Мать не воспитывала - испытывала: силу сопротивления, подается ли грудная клетка? Нет, не подалась, а так раздалась, что потом - теперь - уже ничем не накормишь, не наполнишь. Мать поила нас из вскрытой жилы Лирики…»

Разумеется, и Марина (Муся), и Анастасия (Ася) могли бы найти отдых от колдовского и требовательного влияния матери, встречаясь с ровесниками. Но родители настолько держали девочек в своей власти (так и хочется сказать «под башмаком»), что они очень долго и не видели никого, кроме членов семейного клана. Обычные детские игры им подменяли волны слов и гармоний, которые изливала на них мать с утра и до вечера. Перекормленные заповедями и музыкой, они - будучи еще совсем детьми, с ребяческим устройством мозга - вели существование взрослых людей. С первых лет жизни Марина получала неизъяснимое наслаждение, жонглируя русскими, французскими, немецкими словами, и ей было неинтересно все, любая деятельность, кроме чтения, заучивания наизусть стихов и - погружения в грезы. Она мечтала…
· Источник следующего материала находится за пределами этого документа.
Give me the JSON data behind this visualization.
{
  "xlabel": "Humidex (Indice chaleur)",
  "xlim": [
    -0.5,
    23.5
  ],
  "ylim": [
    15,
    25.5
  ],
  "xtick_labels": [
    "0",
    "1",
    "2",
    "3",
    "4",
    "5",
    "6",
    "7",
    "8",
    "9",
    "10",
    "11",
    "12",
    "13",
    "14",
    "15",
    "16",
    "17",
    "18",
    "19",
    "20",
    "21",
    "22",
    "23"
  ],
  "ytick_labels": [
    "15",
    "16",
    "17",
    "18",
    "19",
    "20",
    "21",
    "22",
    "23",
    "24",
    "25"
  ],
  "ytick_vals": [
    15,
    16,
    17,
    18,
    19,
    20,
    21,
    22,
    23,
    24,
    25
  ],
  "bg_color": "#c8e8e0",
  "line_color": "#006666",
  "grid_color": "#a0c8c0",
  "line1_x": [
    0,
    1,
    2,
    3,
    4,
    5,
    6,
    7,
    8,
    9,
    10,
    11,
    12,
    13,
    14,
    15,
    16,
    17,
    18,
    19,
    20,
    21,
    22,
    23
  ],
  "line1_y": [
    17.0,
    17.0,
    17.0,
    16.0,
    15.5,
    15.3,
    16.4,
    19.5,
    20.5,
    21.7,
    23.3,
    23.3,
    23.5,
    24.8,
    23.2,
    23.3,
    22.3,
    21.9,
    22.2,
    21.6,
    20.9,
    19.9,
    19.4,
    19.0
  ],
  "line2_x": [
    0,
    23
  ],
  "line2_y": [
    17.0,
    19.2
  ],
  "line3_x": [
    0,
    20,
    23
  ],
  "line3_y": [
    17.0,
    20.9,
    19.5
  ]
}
На самом деле, считая, что отдаляется от музыки, чтобы целиком отдаться поэзии, Марина не понимала, что музыка и поэзия с самого начала творили волшебство в ее голове, и то, что она любила в поэзии, было - музыкой, просто без помощи какого бы то ни было инструмента. Она не понимала тогда, что слова - те же ноты, а фразы - аккорды и что писать стихи и творить мелодию - одинаково опьяняющее занятие. Пройдет немало лет, и поэт Константин Бальмонт откроет Марине эту простую истину, иронически упрекая ее в чрезмерной важности фонетических элементов в ее последних творениях. «Ты требуешь от поэзии того, что может дать одна лишь музыка», - скажет он ей.

Между тем Марину охватила еще одна страсть, настоящая страсть - она со свойственным ей пылом души влюбилась в свою единокровную сестру Валерию, которая была старше на десять лет и которую в доме звали Лёрой. Для девочки она была едва ли не дороже матери - во всяком случае, любовь к сестре могла бы поспорить в ее сердце с той, что внушала ребенку мать. Вероятно, по совету Валерии или под влиянием этой юной наставницы Марина увлеклась стихотворениями Пушкина. Стала учить их наизусть и, запинаясь, лепетала вслух - наедине с самой собой, будто молитву. Потом принялась расспрашивать близких: а каким он был, этот чародей, этот волшебник, узнавать подробности биографии поэта, которого убил на дуэли француз. Убил зимним заснеженным утром, убил из-за женщины, жены, а мелодичная, исполненная неземной гармонии песнь павшего от предательской пули героя продолжала околдовывать толпы людей…

В то время как Мария Мейн, со своей стороны, подталкивала детей к чтению классической литературы, находившейся дома у Цветаевых, как говорят сейчас, «в открытом доступе», Лёра, со своей, раскрыла младшей сестренке тайны собственного книжного шкафа. Именно из ее рук получила Марина «запрещенную» книгу (запрет был наложен матерью из-за увиденной в ней карикатурности, из опаски, что ниспровергающая все, чуть ли не разрушительная литература пагубным образом подействует на неокрепшую детскую душу) - «Мертвые души» Гоголя. Странное название немедленно пробудило воображение Марины, которая решила, что перед ней - история о покойниках и духах, являющихся после смерти. Однако, писала Цветаева впоследствии, до «…мертвецов и душ - так никогда и не дочиталась, ибо в последнюю секунду, когда вот-вот должны были появиться - и мертвецы и души, - как нарочно слышался шаг матери (кстати, она так никогда и не вошла, а всегда только, в нужную минуту - как по заводу - проходила) - и я, обмирая от совсем уже другого, живого страха, пихала огромную книгу под кровать».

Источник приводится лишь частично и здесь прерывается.